I have seen great ones and I’ve seen poor ones. Heck, I’ve BEEN a poor one earlier in my career. Over my years of experience, I’ve learned a few things about what often separates good sales managers from not so good ones.

The following are five types of managers that are surely headed for impending sales manager failure.

1. The Rock Star

Superstar sellers don’t necessarily make superstar managers, yet that is typically the pool from which most firms draw their future sales managers. Unfortunately, many former sales stars assume that because they have been promoted, the goal is to make every seller just like them. The result? They will probably be somewhat effective managing people like themselves while totally missing the mark with sellers who are “wired differently.” Good managers treat people differently based upon what motivates and inspires the specific individual. That doesn’t mean a separate set of goals, it just means a separate set of communication styles and tactics.

2. The Lone Wolf

Like the Rock Star, many highly successful sellers never needed coaching, so they don’t necessarily know how to coach other sales reps, a crucial skill when building an effective sales force. A successful individual contributor may have never struggled with the issues that will inevitably come up within a newly inherited sales team. The lone wolf manager can still be effective, but firms need to provide solid foundational management training for their new sales managers to fill in crucial gaps in experience.

3. The Power Closer

This individual is driven by equal parts ego and drive to win. In and of themselves these are good traits, but too often new managers want to still be the Power Closer and jump into deals to make sure the business is closed. Unfortunately, they often hijack the process away from the primary salesperson at a time that is typically the most fun and rewarding point of the sale. This can result in resentment and hurt feelings on the part of sellers, or worse if the manager starts taking credit for the wins with upper management. Great sales managers enable their teams to own their successes and don’t take away from them.

4. The Cruiser

The Cruiser is another flawed management style which typically stems from self-directed star sellers who are put in a management position. They believe in a hands-off approach to management, such as they themselves prefer, which typically results in feelings of abandonment by sellers driven by too little direction or feedback. Too often Cruisers do not communicate with struggling team members until it is too late or upper management is pressuring them for answers. Once again, providing good foundational management training is a great way to prevent this from being an issue.

5. The Buddy

These individuals are typically top sellers who are promoted to manage the same sales team they previously worked with. They still want to maintain the friendship and camaraderie they had with their peers before the promotion and often struggle to gain the proper respect and deference necessary in a leadership position.

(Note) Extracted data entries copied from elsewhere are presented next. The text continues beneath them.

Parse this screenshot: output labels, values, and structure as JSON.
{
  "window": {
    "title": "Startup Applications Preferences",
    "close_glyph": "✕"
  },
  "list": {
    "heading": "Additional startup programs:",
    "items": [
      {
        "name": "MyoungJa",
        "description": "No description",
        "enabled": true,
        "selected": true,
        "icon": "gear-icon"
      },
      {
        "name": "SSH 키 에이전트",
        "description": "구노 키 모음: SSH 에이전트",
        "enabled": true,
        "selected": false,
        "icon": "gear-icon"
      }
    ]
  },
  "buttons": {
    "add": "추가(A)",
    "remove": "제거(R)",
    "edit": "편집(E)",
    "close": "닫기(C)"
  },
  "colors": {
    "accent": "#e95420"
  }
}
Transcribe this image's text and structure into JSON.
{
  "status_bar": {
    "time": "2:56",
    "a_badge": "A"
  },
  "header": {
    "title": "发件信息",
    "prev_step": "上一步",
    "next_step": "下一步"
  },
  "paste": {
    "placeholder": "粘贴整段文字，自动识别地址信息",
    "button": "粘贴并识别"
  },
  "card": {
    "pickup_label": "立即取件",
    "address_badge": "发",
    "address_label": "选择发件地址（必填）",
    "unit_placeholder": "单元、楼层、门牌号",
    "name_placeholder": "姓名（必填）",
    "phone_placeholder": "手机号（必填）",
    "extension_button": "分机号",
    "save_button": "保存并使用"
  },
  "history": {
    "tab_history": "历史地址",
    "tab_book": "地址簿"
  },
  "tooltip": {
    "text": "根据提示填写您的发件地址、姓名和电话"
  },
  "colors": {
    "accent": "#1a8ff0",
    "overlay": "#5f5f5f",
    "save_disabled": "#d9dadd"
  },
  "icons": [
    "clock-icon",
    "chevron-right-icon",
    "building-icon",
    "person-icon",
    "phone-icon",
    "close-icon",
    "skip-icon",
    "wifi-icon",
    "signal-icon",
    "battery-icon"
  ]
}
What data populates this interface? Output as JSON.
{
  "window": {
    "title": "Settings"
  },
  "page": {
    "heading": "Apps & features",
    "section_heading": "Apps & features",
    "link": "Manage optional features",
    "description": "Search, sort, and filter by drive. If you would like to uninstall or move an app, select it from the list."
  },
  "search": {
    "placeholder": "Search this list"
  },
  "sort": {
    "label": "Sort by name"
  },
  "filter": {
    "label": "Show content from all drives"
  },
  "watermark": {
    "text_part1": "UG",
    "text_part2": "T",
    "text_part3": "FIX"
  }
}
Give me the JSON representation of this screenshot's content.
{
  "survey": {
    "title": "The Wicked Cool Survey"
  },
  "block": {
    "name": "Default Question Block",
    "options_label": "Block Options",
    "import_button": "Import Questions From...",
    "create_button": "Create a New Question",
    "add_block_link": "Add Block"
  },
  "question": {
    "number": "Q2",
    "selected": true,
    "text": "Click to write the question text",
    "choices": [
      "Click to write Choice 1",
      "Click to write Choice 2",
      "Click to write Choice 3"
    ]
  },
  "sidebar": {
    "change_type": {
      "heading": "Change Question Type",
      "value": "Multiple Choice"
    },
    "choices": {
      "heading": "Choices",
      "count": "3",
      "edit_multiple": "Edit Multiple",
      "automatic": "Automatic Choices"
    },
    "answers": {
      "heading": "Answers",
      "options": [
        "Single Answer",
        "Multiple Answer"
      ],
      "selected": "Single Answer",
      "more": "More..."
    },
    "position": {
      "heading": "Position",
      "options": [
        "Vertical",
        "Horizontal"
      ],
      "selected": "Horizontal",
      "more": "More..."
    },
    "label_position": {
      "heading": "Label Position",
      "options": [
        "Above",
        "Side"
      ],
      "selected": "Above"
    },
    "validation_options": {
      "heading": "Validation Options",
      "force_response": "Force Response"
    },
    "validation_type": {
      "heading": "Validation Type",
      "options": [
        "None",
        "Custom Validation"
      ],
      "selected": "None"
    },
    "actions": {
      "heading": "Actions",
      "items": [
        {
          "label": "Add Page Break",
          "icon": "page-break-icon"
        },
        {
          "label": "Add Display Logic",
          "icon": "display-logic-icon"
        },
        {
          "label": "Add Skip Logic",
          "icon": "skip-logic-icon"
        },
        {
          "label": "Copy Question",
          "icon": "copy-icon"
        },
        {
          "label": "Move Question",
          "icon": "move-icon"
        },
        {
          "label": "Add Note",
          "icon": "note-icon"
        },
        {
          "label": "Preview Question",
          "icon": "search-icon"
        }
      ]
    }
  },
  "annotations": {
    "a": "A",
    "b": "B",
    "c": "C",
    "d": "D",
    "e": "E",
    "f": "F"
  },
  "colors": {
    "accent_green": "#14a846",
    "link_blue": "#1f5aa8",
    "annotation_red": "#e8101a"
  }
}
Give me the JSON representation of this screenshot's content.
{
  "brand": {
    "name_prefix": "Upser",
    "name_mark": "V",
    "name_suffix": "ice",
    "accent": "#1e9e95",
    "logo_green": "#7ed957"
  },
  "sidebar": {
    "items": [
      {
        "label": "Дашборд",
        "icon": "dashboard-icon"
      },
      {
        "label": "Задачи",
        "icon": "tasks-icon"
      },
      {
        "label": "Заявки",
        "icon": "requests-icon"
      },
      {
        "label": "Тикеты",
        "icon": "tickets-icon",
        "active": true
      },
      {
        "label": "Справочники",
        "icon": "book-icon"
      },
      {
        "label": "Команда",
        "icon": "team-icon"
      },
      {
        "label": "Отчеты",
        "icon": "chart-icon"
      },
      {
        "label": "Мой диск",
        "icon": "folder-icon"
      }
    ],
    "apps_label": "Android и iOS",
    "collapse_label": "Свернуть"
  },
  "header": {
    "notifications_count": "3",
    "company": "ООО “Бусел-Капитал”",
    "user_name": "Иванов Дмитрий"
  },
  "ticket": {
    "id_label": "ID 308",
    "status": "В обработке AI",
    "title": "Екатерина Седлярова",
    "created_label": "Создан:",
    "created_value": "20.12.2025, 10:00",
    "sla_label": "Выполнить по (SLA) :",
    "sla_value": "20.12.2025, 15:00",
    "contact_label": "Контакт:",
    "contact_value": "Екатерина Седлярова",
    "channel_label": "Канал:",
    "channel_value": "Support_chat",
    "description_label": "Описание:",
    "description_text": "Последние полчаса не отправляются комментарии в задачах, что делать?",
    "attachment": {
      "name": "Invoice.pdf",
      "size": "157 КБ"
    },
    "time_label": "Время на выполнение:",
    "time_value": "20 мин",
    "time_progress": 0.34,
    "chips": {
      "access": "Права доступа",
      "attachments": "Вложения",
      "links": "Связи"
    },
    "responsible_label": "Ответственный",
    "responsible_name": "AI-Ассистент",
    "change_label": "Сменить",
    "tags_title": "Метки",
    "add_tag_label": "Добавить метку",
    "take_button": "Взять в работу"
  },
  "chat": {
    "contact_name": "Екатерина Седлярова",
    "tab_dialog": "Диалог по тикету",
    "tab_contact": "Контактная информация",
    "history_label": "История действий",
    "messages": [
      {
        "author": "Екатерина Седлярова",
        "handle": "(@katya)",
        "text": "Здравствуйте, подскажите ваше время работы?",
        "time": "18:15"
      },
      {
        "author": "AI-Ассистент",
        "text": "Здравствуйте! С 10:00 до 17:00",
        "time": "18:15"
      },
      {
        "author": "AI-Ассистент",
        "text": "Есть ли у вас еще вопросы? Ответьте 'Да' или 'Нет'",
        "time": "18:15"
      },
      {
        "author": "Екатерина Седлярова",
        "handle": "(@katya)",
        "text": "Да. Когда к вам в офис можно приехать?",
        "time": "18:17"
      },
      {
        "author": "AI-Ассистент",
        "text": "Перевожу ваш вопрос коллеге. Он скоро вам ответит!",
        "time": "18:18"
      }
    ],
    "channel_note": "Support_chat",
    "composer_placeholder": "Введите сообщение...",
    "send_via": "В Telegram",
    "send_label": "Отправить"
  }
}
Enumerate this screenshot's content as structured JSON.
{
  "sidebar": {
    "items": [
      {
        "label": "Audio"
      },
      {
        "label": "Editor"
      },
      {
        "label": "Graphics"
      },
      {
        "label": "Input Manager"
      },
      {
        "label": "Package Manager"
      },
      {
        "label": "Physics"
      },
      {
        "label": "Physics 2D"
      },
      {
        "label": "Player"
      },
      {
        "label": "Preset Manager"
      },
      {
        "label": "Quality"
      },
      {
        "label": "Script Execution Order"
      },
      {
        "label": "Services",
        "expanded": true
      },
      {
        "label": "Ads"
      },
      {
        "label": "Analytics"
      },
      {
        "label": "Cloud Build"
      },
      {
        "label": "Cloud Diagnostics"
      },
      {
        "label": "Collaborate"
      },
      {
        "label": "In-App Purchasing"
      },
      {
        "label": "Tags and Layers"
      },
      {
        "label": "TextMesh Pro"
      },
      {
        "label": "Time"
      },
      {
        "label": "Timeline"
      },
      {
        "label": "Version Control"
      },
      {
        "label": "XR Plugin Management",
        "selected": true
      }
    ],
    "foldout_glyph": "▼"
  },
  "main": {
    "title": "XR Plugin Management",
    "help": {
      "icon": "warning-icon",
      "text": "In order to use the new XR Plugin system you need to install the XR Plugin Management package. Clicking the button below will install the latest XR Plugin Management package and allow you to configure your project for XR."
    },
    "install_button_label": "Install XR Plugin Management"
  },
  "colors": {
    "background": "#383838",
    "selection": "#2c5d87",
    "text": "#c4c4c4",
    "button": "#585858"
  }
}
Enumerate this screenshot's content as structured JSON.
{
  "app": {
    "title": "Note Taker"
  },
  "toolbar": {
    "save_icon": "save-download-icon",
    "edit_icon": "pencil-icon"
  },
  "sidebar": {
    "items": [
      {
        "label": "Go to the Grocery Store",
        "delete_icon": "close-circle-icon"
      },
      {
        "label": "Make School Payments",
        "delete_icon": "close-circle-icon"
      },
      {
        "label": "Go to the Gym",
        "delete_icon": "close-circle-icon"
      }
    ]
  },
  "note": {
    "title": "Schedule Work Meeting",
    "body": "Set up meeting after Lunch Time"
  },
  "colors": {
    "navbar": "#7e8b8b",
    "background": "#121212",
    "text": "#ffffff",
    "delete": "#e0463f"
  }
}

It is extremely difficult to go from being one of the gang and hanging out with your buddies to suddenly managing them, and some members of the team may even feel resentment toward their “buddy” as a new manager if they feel they should have been promoted instead.

Ideally, newly promoted sales managers wouldn’t manage a sales team they were previously a part of but when they do, establishing a new type of relationship at the outset is paramount for success.

There are certainly many reasons why sales managers don’t succeed but the overarching common problem is that most weren't adequately prepared to be managers.

If a company is promoting anyone from a position of individual contribution to a position of leadership, they should also be providing a formal management education program.

Assuming new managers will just figure it out themselves is simply setting up new managers to fail.